Violence by Taliban rebels has surged in Afghanistan this year to its worst level since the militants were ousted in 2001 but most of the bloodshed has been in the south and east.

Attacks in Kabul are rare but Wednesday was the second straight day of bomb blasts in the city.

An Afghan army bus was attacked as it was travelling to the Ministry of Defence during the morning rush hour.

"A remote-control mine in a trash bin beside the road exploded and 39 ANA personnel were wounded," the ministry said in a statement, referring to the Afghan National Army.

The wounded were not seriously hurt. The bus veered off the road into a cooking-gas shop, sparking a fire and more blasts as cylinders exploded. Two passers-by were injured.

About the same time, a bomb in an abandoned vendor's cart hit a bus carrying Ministry of Commerce workers in the north of the city. One person was killed and four wounded.

The Taliban claimed responsibility.

The insurgents have mounted scores of bomb attacks, ambushes and raids this year. The intensity of the violence has taken the government and its Western backers by surprise.

The government says the Taliban are trying to unnerve NATO as it embarks on what looks set to be its toughest mission when it takes over from U.S.-led forces in the south late this month.

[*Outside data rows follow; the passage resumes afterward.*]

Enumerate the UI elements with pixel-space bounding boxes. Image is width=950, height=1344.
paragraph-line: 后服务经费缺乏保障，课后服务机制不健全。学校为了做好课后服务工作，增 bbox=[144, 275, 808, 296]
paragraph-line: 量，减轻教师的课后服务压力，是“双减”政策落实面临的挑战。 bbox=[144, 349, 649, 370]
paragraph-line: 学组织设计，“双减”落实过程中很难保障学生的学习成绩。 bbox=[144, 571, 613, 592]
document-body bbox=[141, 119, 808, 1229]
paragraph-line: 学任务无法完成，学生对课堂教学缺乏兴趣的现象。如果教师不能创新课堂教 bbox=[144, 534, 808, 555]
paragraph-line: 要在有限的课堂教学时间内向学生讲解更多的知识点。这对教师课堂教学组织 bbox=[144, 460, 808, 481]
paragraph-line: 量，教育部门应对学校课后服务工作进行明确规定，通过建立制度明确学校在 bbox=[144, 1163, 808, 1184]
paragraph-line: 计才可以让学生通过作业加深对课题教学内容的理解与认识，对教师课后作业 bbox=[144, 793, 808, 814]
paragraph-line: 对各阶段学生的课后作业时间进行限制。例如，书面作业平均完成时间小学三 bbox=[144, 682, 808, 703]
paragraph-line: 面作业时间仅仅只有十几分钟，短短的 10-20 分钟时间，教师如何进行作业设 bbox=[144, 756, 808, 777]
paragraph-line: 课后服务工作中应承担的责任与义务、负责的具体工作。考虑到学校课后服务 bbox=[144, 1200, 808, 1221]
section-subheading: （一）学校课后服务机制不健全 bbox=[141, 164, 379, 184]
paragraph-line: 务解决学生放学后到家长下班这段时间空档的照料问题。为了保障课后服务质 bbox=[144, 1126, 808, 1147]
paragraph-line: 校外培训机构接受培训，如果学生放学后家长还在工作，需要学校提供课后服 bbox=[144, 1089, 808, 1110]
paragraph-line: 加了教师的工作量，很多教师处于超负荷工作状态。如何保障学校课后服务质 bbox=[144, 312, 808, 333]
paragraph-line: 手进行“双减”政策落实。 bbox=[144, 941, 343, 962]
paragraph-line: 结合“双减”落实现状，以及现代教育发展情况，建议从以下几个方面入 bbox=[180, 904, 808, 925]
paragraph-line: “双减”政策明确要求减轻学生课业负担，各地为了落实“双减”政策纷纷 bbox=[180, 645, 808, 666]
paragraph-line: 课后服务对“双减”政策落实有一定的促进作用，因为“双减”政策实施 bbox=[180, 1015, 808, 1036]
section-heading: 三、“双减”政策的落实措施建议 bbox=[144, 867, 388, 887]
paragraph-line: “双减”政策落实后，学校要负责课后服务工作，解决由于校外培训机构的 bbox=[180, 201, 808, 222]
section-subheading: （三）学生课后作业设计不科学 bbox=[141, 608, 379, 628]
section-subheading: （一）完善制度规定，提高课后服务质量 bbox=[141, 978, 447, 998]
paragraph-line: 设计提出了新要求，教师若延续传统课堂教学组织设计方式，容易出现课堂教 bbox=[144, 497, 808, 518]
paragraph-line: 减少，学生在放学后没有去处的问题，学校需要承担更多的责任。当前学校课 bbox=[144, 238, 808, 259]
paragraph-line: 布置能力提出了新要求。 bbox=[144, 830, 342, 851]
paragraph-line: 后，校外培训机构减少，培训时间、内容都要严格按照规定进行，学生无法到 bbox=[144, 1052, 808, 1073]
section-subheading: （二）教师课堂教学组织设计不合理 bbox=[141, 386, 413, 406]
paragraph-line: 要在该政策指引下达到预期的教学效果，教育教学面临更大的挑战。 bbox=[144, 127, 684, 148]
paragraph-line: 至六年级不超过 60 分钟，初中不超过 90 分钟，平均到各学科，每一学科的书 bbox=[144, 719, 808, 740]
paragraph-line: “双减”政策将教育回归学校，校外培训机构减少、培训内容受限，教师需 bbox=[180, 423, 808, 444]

The U.S. military said about 35 militants were killed in a Tuesday night attack on a Taliban compound in the southern province of Helmand that included air strikes.

"Several of the extremists killed were Taliban leaders who planned and conducted multiple attacks," the US-led force said. No US-led troops or non-combatants were hurt, it said.

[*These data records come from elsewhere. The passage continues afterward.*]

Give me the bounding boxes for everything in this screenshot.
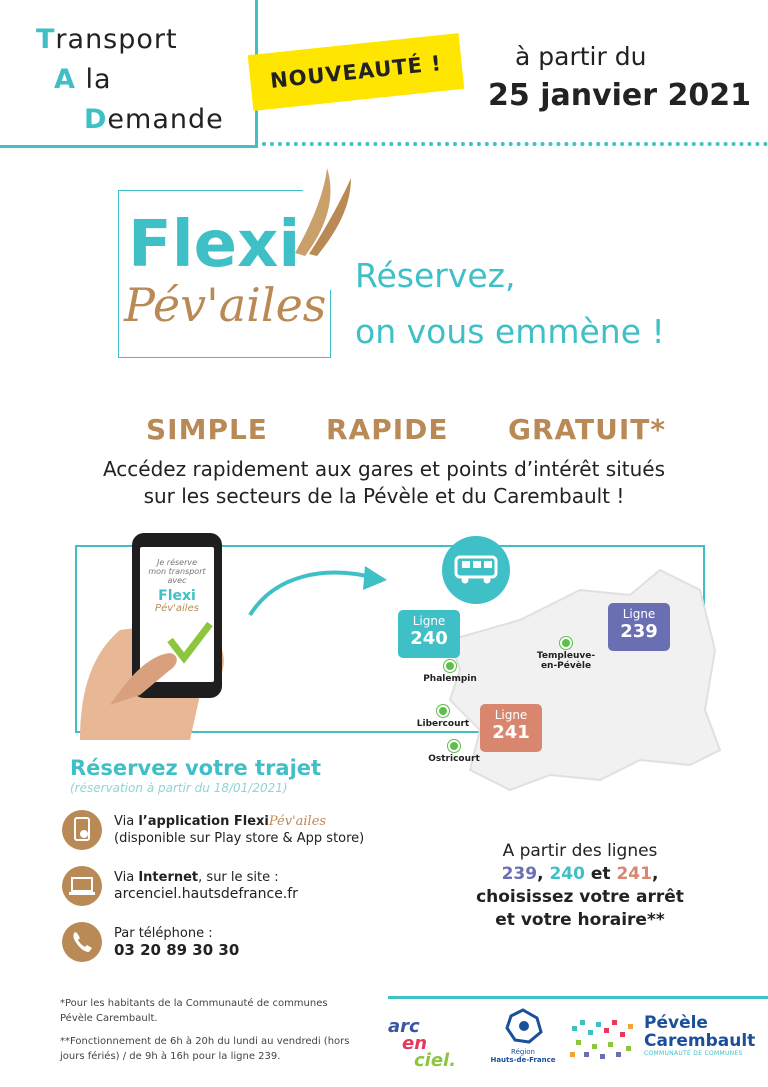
tad-line-transport: Transport: [36, 24, 178, 55]
arc-en-ciel-logo: arc en ciel.: [388, 1016, 457, 1071]
ligne-240-badge: Ligne 240: [398, 610, 460, 658]
laptop-icon: [62, 866, 102, 906]
ligne-241-badge: Ligne 241: [480, 704, 542, 752]
logo-frame-top: [118, 190, 303, 191]
region-hdf-logo: Région Hauts-de-France: [488, 1008, 558, 1064]
reservation-title: Réservez votre trajet: [70, 756, 322, 780]
website-link[interactable]: arcenciel.hautsdefrance.fr: [114, 886, 298, 902]
pin-icon: [560, 637, 572, 649]
nouveaute-badge: NOUVEAUTÉ !: [248, 33, 465, 111]
pin-icon: [444, 660, 456, 672]
footnote-2: **Fonctionnement de 6h à 20h du lundi au vendredi (hors jours fériés) / de 9h à 16h pour la ligne 239.: [60, 1036, 350, 1062]
keyword-simple: SIMPLE: [146, 413, 268, 446]
arrow-icon: [245, 560, 395, 620]
stop-ostricourt: Ostricourt: [424, 740, 484, 764]
phone-screen-text: Je réserve mon transport avec Flexi Pév'ailes: [148, 558, 206, 614]
pevele-carembault-logo: Pévèle Carembault COMMUNAUTÉ DE COMMUNES: [644, 1013, 756, 1057]
tagline-line1: Réservez,: [355, 256, 516, 295]
phone-number-link[interactable]: 03 20 89 30 30: [114, 941, 240, 959]
stop-templeuve: Templeuve-en-Pévèle: [536, 637, 596, 671]
pevele-dots-icon: [568, 1016, 640, 1064]
stop-phalempin: Phalempin: [420, 660, 480, 684]
pin-icon: [448, 740, 460, 752]
ligne-239-badge: Ligne 239: [608, 603, 670, 651]
lignes-info: A partir des lignes 239, 240 et 241, choisissez votre arrêt et votre horaire**: [476, 841, 684, 930]
reservation-phone: Par téléphone : 03 20 89 30 30: [114, 926, 240, 959]
logo-frame-right: [330, 290, 331, 358]
logo-flexi: Flexi: [128, 208, 301, 282]
pin-icon: [437, 705, 449, 717]
footnote-1: *Pour les habitants de la Communauté de communes Pévèle Carembault.: [60, 998, 328, 1024]
bus-icon: [442, 536, 510, 604]
phone-icon: [62, 922, 102, 962]
reservation-app: Via l’application FlexiPév'ailes (disponible sur Play store & App store): [114, 814, 365, 846]
logo-pevailes: Pév'ailes: [124, 278, 327, 332]
stop-libercourt: Libercourt: [413, 705, 473, 729]
reservation-internet: Via Internet, sur le site : arcenciel.hautsdefrance.fr: [114, 870, 298, 902]
dotted-divider: [262, 142, 768, 146]
reservation-subtitle: (réservation à partir du 18/01/2021): [70, 781, 288, 795]
tagline-line2: on vous emmène !: [355, 312, 665, 351]
tad-line-demande: Demande: [84, 104, 224, 135]
tad-line-a-la: A la: [54, 64, 112, 95]
description-line2: sur les secteurs de la Pévèle et du Carembault !: [143, 484, 625, 508]
date-intro: à partir du: [515, 42, 647, 71]
smartphone-touch-icon: [62, 810, 102, 850]
keyword-gratuit: GRATUIT*: [508, 413, 667, 446]
description-line1: Accédez rapidement aux gares et points d’intérêt situés: [102, 457, 666, 481]
footer-divider: [388, 996, 768, 999]
keyword-rapide: RAPIDE: [326, 413, 449, 446]
region-hdf-icon: [503, 1008, 543, 1044]
launch-date: 25 janvier 2021: [488, 78, 751, 113]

Helmand is one of Afghanistan's most violent provinces.

A British soldier was killed while on patrol in the province's Sangin district on Wednesday, the sixth British soldier to die in the area since June 11.

"They were on patrol and attacked by suspected Taliban insurgents during which one was shot and killed," British military spokesman Captain Drew Gibson.

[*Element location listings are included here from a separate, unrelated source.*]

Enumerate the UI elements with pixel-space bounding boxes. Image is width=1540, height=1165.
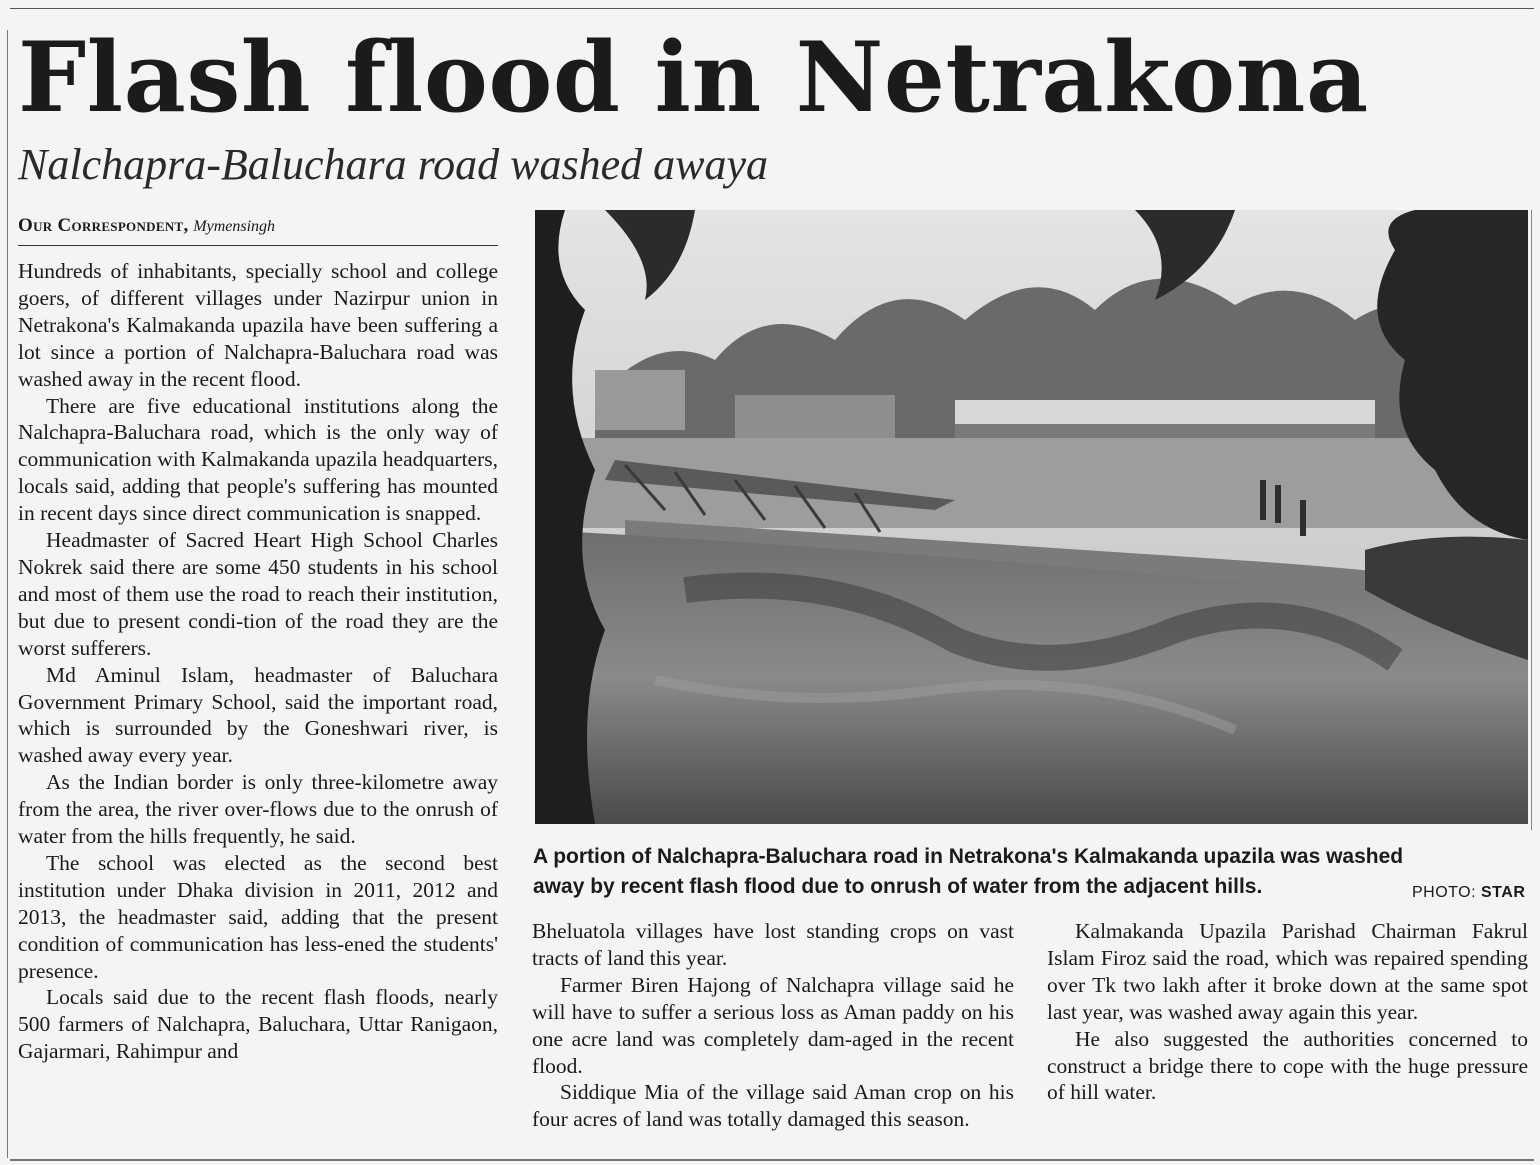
photo-credit-source: STAR (1481, 884, 1526, 901)
photo-credit-label: PHOTO: (1412, 884, 1477, 901)
paragraph: He also suggested the authorities concerned to construct a bridge there to cope with the huge pressure of hill water. (1047, 1026, 1528, 1105)
paragraph: Siddique Mia of the village said Aman crop on his four acres of land was totally damaged this season. (532, 1080, 1014, 1132)
top-rule (10, 8, 1534, 9)
article-column-2 (532, 918, 1014, 1133)
paragraph: Hundreds of inhabitants, specially school and college goers, of different villages under Nazirpur union in Netrakona's Kalmakanda upazila have been suffering a lot since a portion of Nalchapra-Baluchara road was washed away in the recent flood. (18, 259, 498, 391)
paragraph: The school was elected as the second best institution under Dhaka division in 2011, 2012 and 2013, the headmaster said, adding that the present condition of communication has less-ened the students' presence. (18, 850, 498, 983)
left-rule (7, 30, 8, 1158)
flood-photo (535, 210, 1528, 824)
paragraph: Kalmakanda Upazila Parishad Chairman Fakrul Islam Firoz said the road, which was repaired spending over Tk two lakh after it broke down at the same spot last year, was washed away again this year. (1047, 919, 1528, 1024)
paragraph: Farmer Biren Hajong of Nalchapra village said he will have to suffer a serious loss as Aman paddy on his one acre land was completely dam-aged in the recent flood. (532, 972, 1014, 1078)
paragraph: Locals said due to the recent flash floods, nearly 500 farmers of Nalchapra, Baluchara, Uttar Ranigaon, Gajarmari, Rahimpur and (18, 985, 498, 1064)
byline (18, 212, 498, 246)
paragraph: As the Indian border is only three-kilometre away from the area, the river over-flows due to the onrush of water from the hills frequently, he said. (18, 770, 498, 849)
paragraph: There are five educational institutions along the Nalchapra-Baluchara road, which is the only way of communication with Kalmakanda upazila headquarters, locals said, adding that people's suffering has mounted in recent days since direct communication is snapped. (18, 393, 498, 526)
paragraph: Bheluatola villages have lost standing crops on vast tracts of land this year. (532, 919, 1014, 970)
photo-caption: A portion of Nalchapra-Baluchara road in Netrakona's Kalmakanda upazila was washed away by recent flash flood due to onrush of water from the adjacent hills. (533, 845, 1404, 898)
article-column-3 (1047, 918, 1528, 1106)
headline: Flash flood in Netrakona (18, 21, 1369, 134)
right-rule (1531, 210, 1532, 830)
byline-location: Mymensingh (193, 218, 276, 235)
paragraph: Md Aminul Islam, headmaster of Baluchara Government Primary School, said the important road, which is surrounded by the Goneshwari river, is washed away every year. (18, 662, 498, 768)
flood-photo-illustration (535, 210, 1528, 824)
photo-credit (1412, 884, 1525, 902)
article-column-1 (18, 258, 498, 1065)
bottom-rule (10, 1159, 1534, 1161)
byline-correspondent: Our Correspondent, (18, 215, 189, 236)
subheadline: Nalchapra-Baluchara road washed awaya (18, 140, 768, 189)
paragraph: Headmaster of Sacred Heart High School Charles Nokrek said there are some 450 students in his school and most of them use the road to reach their institution, but due to present condi-tion of the road they are the worst sufferers. (18, 528, 498, 660)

There were Taliban casualties but Gibson said he did not know how many.

Condemnation, Fear

The United States had been hoping to trim its troop numbers this year as a NATO peacekeeping force took over in the south. It now has 23,000 troops in Afghanistan, the most since its involvement began in 2001.

President Hamid Karzai, who is on a visit to Japan, and the United Nations condemned the Kabul blasts.

Traffic was thin on the city's usually clogged streets later on Wednesday.

"It's scary. I'm not sending my kids to school, who knows what's going to happen," said Mohammad Shafiq, who lives near the site of one of the blasts.

On Tuesday, a small bomb hit a Ministry of Interior bus wounding a policeman. A bomb in a vending cart blew up outside the Justice Ministry, wounding more than six people.

A spokesman for the Taliban, Mohammad Hanif, said by telephone the attacks had shown the Taliban could strike anywhere. He vowed more.

More than 1,200 people, most of them militants, have been killed in Afghanistan since January. More than 60 foreign troops have been killed.